Hacker News new | ask | show | jobs
by mitchellgoffpc 2518 days ago
I would ask for evidence to support your claim, but I think Newton’s Flaming Laser Sword probably applies in this case.
2 comments

Well, machine is a name for a stance of analysis, there are no machines in the real world (which is not to say that there no are mechanical linkages) only in our minds.

FWIW, consciousness has no properties and so cannot be studied scientifically.

However, consciousness can be explored experientially, i.e. two conscious beings can merge and experience self as one being. (See Charles Tart's experiment with mutual hypnosis.)

Yes, I used to hold that view too. But actually it turns out that the null hypothesis is that mind is at least partly immaterial, because all attempts to demonstrate the opposite philosophically are fraught with difficulty. I’ve found that the thought of Aristotle and Aquinas, when explained by modern philosophers, best explains to me why that’s the case.
> ... because all attempts to demonstrate the opposite philosophically are fraught with difficulty.

Can you give at least a rough sketch or gist of the argument you are referring to?

I’ll try because you asked me to, but i think I’ll do a bad job. You’ll get a much better understanding by reading on the topics of philosophy of mind and metaphysics. Here goes, though:

1. Purely immaterial things exist. Think of mathematics or the laws of logic or physics - these things exist as ideas or concepts, not arrangements of matter.
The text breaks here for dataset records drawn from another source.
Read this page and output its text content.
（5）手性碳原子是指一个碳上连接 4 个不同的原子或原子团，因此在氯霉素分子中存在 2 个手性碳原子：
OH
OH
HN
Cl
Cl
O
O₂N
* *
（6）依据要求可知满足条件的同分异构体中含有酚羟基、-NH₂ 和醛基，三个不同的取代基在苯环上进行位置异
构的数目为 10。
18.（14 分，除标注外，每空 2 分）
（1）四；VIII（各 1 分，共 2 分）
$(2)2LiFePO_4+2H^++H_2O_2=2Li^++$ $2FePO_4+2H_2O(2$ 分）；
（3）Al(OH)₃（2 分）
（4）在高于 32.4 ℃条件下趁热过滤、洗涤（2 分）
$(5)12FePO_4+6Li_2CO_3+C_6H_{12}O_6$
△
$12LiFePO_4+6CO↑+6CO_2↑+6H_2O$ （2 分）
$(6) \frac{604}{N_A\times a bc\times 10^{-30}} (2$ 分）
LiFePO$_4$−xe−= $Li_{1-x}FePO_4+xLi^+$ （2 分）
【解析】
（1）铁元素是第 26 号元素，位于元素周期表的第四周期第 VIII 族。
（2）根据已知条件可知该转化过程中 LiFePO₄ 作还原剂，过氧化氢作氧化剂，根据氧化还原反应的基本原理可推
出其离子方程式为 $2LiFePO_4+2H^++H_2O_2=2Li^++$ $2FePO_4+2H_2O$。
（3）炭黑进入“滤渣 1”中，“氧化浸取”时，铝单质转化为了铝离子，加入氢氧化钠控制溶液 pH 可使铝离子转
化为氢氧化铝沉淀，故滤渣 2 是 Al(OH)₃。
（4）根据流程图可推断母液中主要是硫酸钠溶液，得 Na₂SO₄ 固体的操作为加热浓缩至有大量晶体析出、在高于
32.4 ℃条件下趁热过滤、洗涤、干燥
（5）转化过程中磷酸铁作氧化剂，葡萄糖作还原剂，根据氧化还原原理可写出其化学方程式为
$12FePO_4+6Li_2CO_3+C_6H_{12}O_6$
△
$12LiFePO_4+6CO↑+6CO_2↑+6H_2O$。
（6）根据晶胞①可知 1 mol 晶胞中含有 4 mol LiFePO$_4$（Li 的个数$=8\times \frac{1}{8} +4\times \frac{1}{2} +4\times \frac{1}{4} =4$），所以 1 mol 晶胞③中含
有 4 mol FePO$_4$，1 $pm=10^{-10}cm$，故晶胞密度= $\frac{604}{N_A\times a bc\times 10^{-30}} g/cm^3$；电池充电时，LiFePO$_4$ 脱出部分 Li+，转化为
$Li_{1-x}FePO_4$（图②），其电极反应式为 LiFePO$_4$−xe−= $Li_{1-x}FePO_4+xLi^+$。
2. Some abstract concepts cannot be embodied in matter at all. For example, you can make a shoe, you can draw a shoe, but you can’t draw shoe-ness. You can understand and reason about what makes something a shoe in the abstract, but you can only make or draw an individual shoe.

3) the mind contains these purely immaterial things when we think about and reason about them.

4) If we can use the abstract concepts, but the abstract concepts can’t be embodied in matter, then the mind must be at least partly immaterial in order for the concepts to be in our mind.

I hope that helps a but please don’t rely on my exposition of the case - a real philosopher would do it justice.